Theaetetus is one of the finest of Plato’s middle-period dialogues. It may well have been written as a tribute to the historical Theaetetus shortly after Theaetetus’s death from wounds. The Theaetetus is one of Plato's dialogues concerning the nature of knowledge, written circa BC. In this dialogue, Socrates and Theaetetus discuss three definitions of knowledge: knowledge as nothing but perception, knowledge as true judgement, and, finally, knowledge as a true judgement with an account. PLATO 'S THEAETETUS This book was written in about BCE, and is a dialogue between Socrates and Theaetetus about the nature of knowledge. It is the oldest. Free kindle book and epub digitized and proofread by Project Gutenberg.
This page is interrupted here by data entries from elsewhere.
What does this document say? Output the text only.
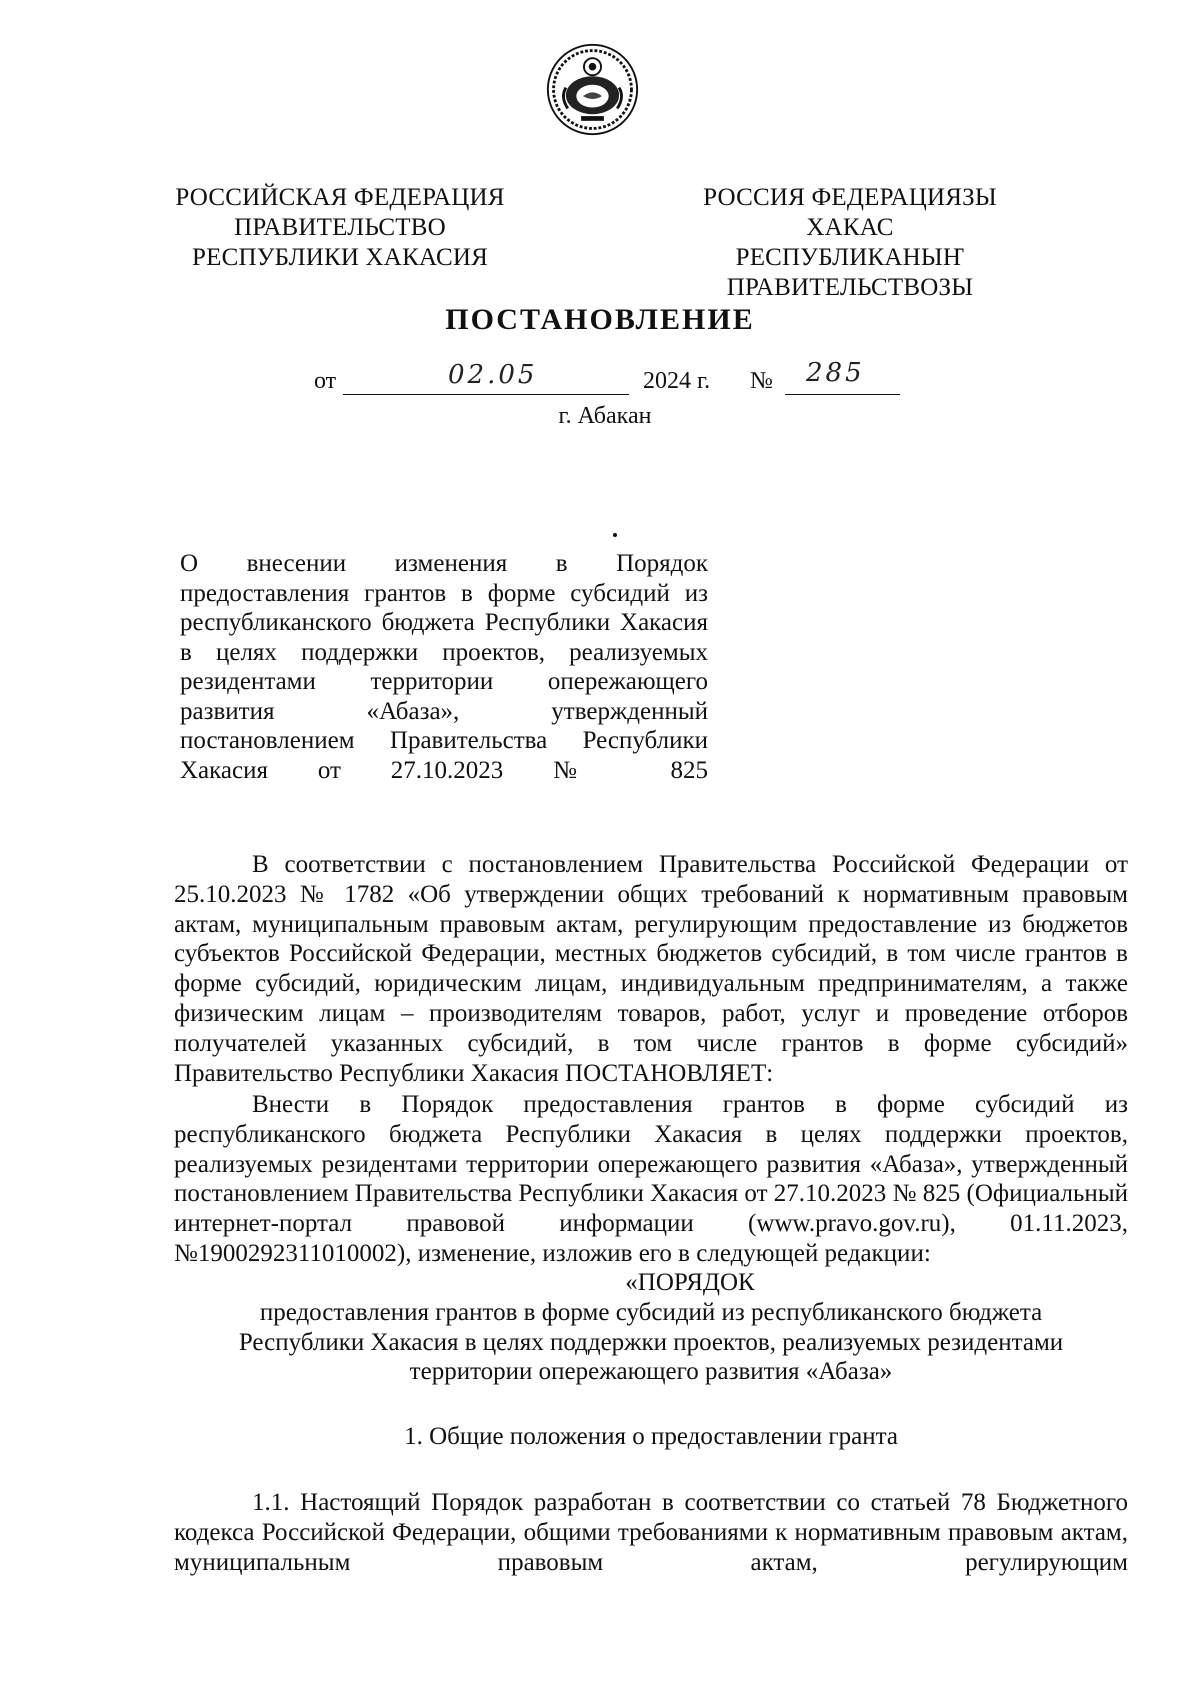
РОССИЙСКАЯ ФЕДЕРАЦИЯ
ПРАВИТЕЛЬСТВО
РЕСПУБЛИКИ ХАКАСИЯ
РОССИЯ ФЕДЕРАЦИЯЗЫ
ХАКАС РЕСПУБЛИКАНЫҤ
ПРАВИТЕЛЬСТВОЗЫ
ПОСТАНОВЛЕНИЕ
от	02.05	2024 г. № 285
г. Абакан
О внесении изменения в Порядок предоставления грантов в форме субсидий из республиканского бюджета Республики Хакасия в целях поддержки проектов, реализуемых резидентами территории опережающего развития «Абаза», утвержденный постановлением Правительства Республики Хакасия от 27.10.2023 № 825

В соответствии с постановлением Правительства Российской Федерации от 25.10.2023 № 1782 «Об утверждении общих требований к нормативным правовым актам, муниципальным правовым актам, регулирующим предоставление из бюджетов субъектов Российской Федерации, местных бюджетов субсидий, в том числе грантов в форме субсидий, юридическим лицам, индивидуальным предпринимателям, а также физическим лицам – производителям товаров, работ, услуг и проведение отборов получателей указанных субсидий, в том числе грантов в форме субсидий» Правительство Республики Хакасия ПОСТАНОВЛЯЕТ:

Внести в Порядок предоставления грантов в форме субсидий из республиканского бюджета Республики Хакасия в целях поддержки проектов, реализуемых резидентами территории опережающего развития «Абаза», утвержденный постановлением Правительства Республики Хакасия от 27.10.2023 № 825 (Официальный интернет-портал правовой информации (www.pravo.gov.ru), 01.11.2023, №1900292311010002), изменение, изложив его в следующей редакции:

«ПОРЯДОК
предоставления грантов в форме субсидий из республиканского бюджета
Республики Хакасия в целях поддержки проектов, реализуемых резидентами
территории опережающего развития «Абаза»
1. Общие положения о предоставлении гранта

1.1. Настоящий Порядок разработан в соответствии со статьей 78 Бюджетного кодекса Российской Федерации, общими требованиями к нормативным правовым актам, муниципальным правовым актам, регулирующим
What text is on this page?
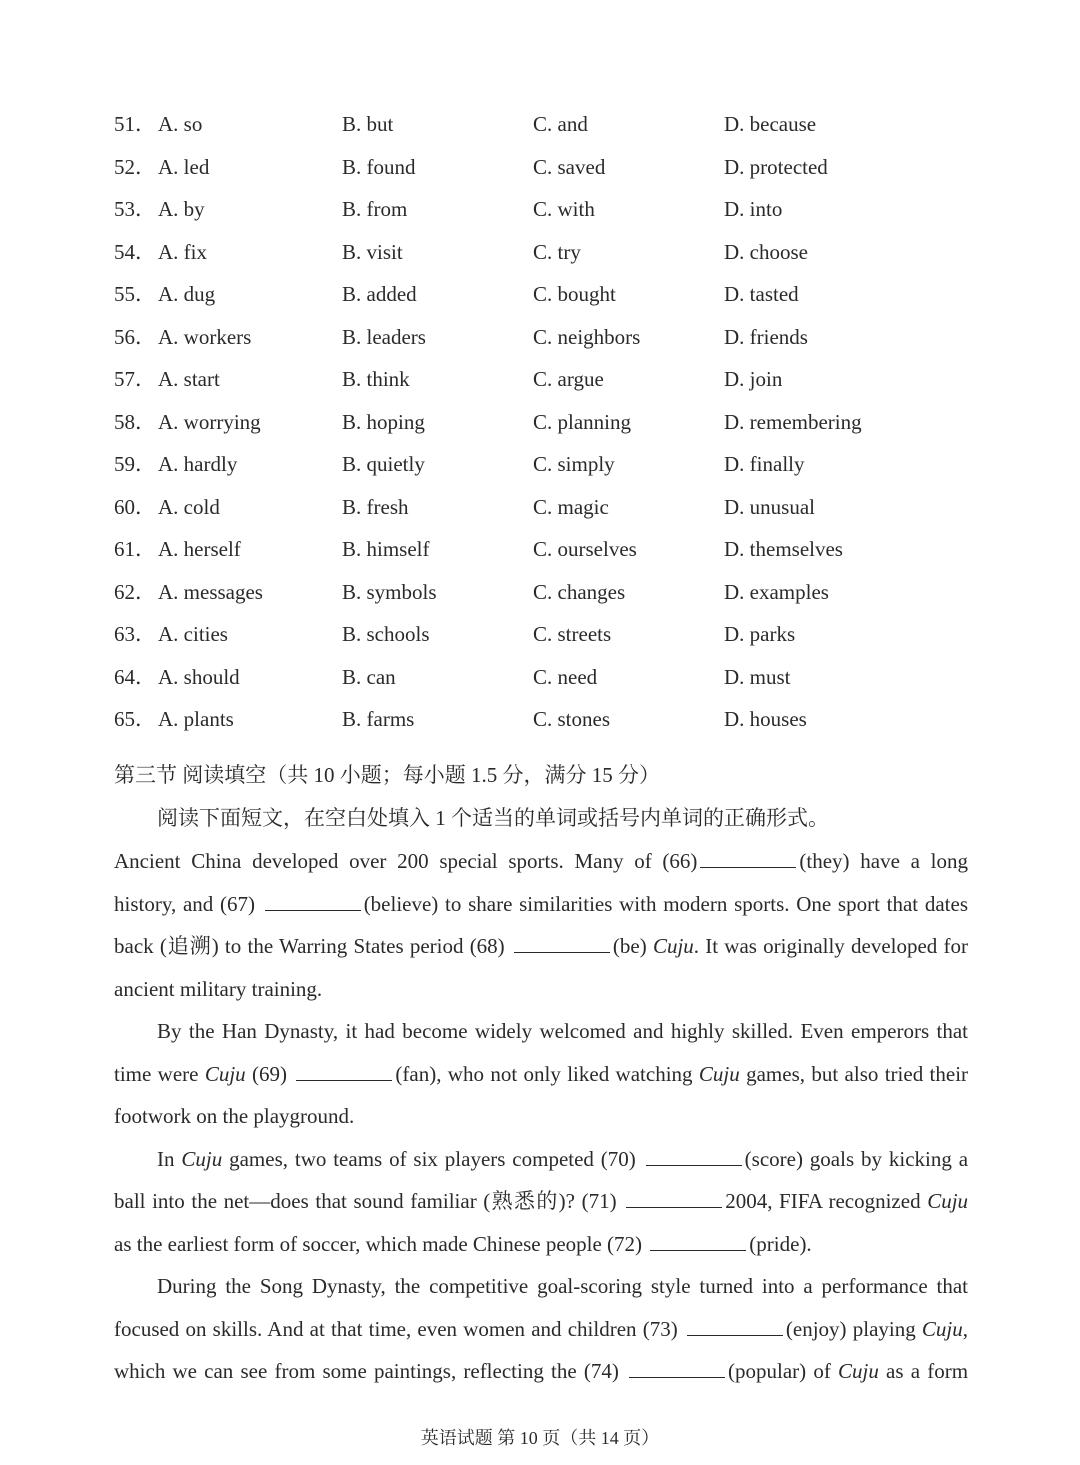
51． A. so	B. but	C. and	D. because
52． A. led	B. found	C. saved	D. protected
53． A. by	B. from	C. with	D. into
54． A. fix	B. visit	C. try	D. choose
55． A. dug	B. added	C. bought	D. tasted
56． A. workers	B. leaders	C. neighbors	D. friends
57． A. start	B. think	C. argue	D. join
58． A. worrying	B. hoping	C. planning	D. remembering
59． A. hardly	B. quietly	C. simply	D. finally
60． A. cold	B. fresh	C. magic	D. unusual
61． A. herself	B. himself	C. ourselves	D. themselves
62． A. messages	B. symbols	C. changes	D. examples
63． A. cities	B. schools	C. streets	D. parks
64． A. should	B. can	C. need	D. must
65． A. plants	B. farms	C. stones	D. houses
第三节 阅读填空（共 10 小题；每小题 1.5 分，满分 15 分）
阅读下面短文，在空白处填入 1 个适当的单词或括号内单词的正确形式。

Ancient China developed over 200 special sports. Many of (66)	(they) have a long history, and (67)	(believe) to share similarities with modern sports. One sport that dates back (追溯) to the Warring States period (68)	(be) Cuju. It was originally developed for ancient military training.

By the Han Dynasty, it had become widely welcomed and highly skilled. Even emperors that time were Cuju (69)	(fan), who not only liked watching Cuju games, but also tried their footwork on the playground.

In Cuju games, two teams of six players competed (70)	(score) goals by kicking a ball into the net—does that sound familiar (熟悉的)? (71)	2004, FIFA recognized Cuju as the earliest form of soccer, which made Chinese people (72)	(pride).

During the Song Dynasty, the competitive goal-scoring style turned into a performance that focused on skills. And at that time, even women and children (73)	(enjoy) playing Cuju, which we can see from some paintings, reflecting the (74)	(popular) of Cuju as a form

英语试题 第 10 页（共 14 页）
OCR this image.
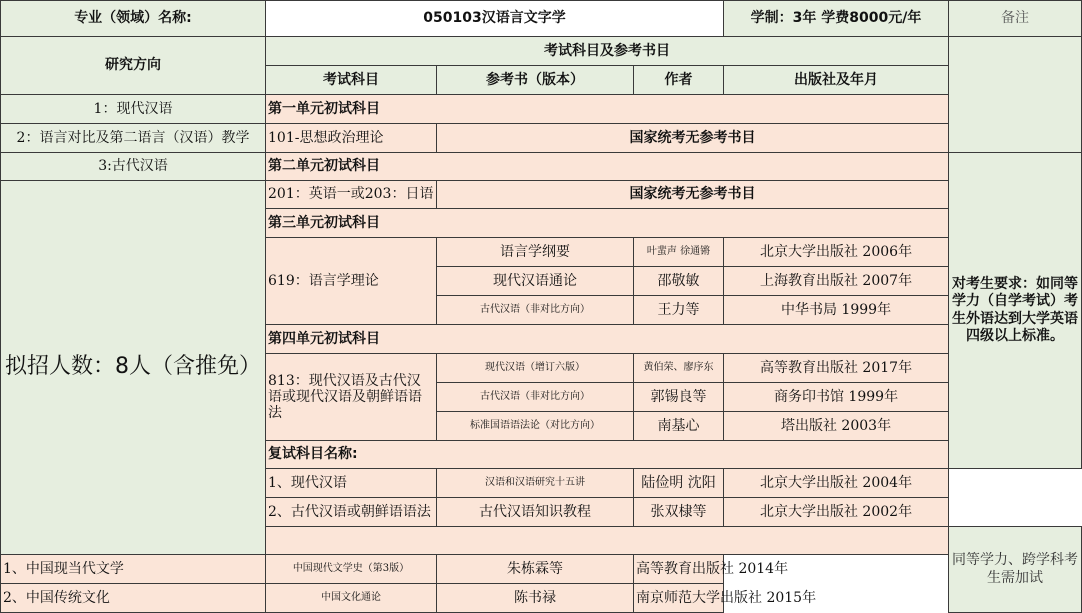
专业（领域）名称:	050103汉语言文字学			学制：3年 学费8000元/年	备注
研究方向	考试科目及参考书目				
	考试科目	参考书（版本）	作者	出版社及年月	
1：现代汉语	第一单元初试科目				
2：语言对比及第二语言（汉语）教学	101-思想政治理论	国家统考无参考书目			
3:古代汉语	第二单元初试科目				对考生要求：如同等学力（自学考试）考生外语达到大学英语四级以上标准。
拟招人数：8人（含推免）	201：英语一或203：日语	国家统考无参考书目			
	第三单元初试科目				
	619：语言学理论	语言学纲要	叶蜚声 徐通锵	北京大学出版社 2006年	
		现代汉语通论	邵敬敏	上海教育出版社 2007年	
		古代汉语（非对比方向）	王力等	中华书局 1999年	
	第四单元初试科目				
	813：现代汉语及古代汉语或现代汉语及朝鲜语语法	现代汉语（增订六版）	黄伯荣、廖序东	高等教育出版社 2017年	
		古代汉语（非对比方向）	郭锡良等	商务印书馆 1999年	
		标准国语语法论（对比方向）	南基心	塔出版社 2003年	
	复试科目名称:				
	1、现代汉语	汉语和汉语研究十五讲	陆俭明 沈阳	北京大学出版社 2004年	
	2、古代汉语或朝鲜语语法	古代汉语知识教程	张双棣等	北京大学出版社 2002年	
					同等学力、跨学科考生需加试
1、中国现当代文学	中国现代文学史（第3版）	朱栋霖等	高等教育出版社 2014年		
2、中国传统文化	中国文化通论	陈书禄	南京师范大学出版社 2015年		
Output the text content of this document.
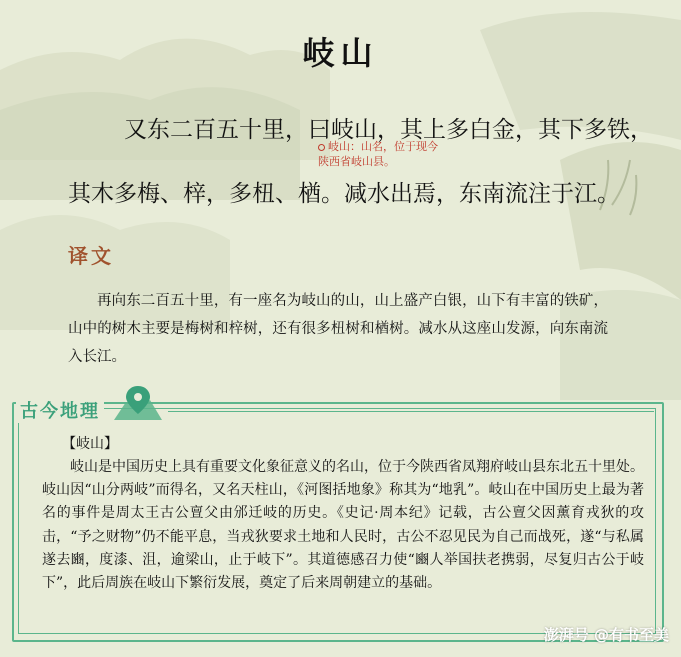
岐山
又东二百五十里，曰岐山，其上多白金，其下多铁，
岐山：山名，位于现今
陕西省岐山县。
其木多梅、梓，多杻、楢。减水出焉，东南流注于江。
译文
再向东二百五十里，有一座名为岐山的山，山上盛产白银，山下有丰富的铁矿，山中的树木主要是梅树和梓树，还有很多杻树和楢树。减水从这座山发源，向东南流入长江。
古今地理
【岐山】
岐山是中国历史上具有重要文化象征意义的名山，位于今陕西省凤翔府岐山县东北五十里处。岐山因“山分两岐”而得名，又名天柱山，《河图括地象》称其为“地乳”。岐山在中国历史上最为著名的事件是周太王古公亶父由邠迁岐的历史。《史记·周本纪》记载，古公亶父因薰育戎狄的攻击，“予之财物”仍不能平息，当戎狄要求土地和人民时，古公不忍见民为自己而战死，遂“与私属遂去豳，度漆、沮，逾梁山，止于岐下”。其道德感召力使“豳人举国扶老携弱，尽复归古公于岐下”，此后周族在岐山下繁衍发展，奠定了后来周朝建立的基础。
澎湃号 @有书至美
Page 5 - Aristodemus did not hear the beginning of the discourse, and he was only half awake, but the chief thing which he remembered, was Socrates insisting to the other two that the genius of comedy was the same as that of tragedy, and that the writer of tragedy ought to be a writer of comedy also. Originally published in This book discusses in a philosophically responsible and illuminating way the progress of the dialogue and its separate sections to improve our understanding of Plato’s work on Theaetetus. An early coverage of this. By all means, Theaetetus, in order that I may see the reflection of myself in your face, for Theodorus says that we are alike; and yet if each of us held in his hands a lyre, and he said that they were, tuned alike, should we at once take his word, or should we ask whether he who said so was or was not a musician? Theaetetus. We should ask. Soc. Zina Giannopoulou argues that Theaetetus--Plato's most systematic examination of knowledge--is a philosophically sophisticated elaboration of Apology that successfully differentiates Socrates from the sophists. In Apology Socrates defends his philosophical activity partly by distinguishing it from sophistic practices, and in Theaetetus he enacts this distinction: the self-proclaimed ignorant Author: Zina Giannopoulou.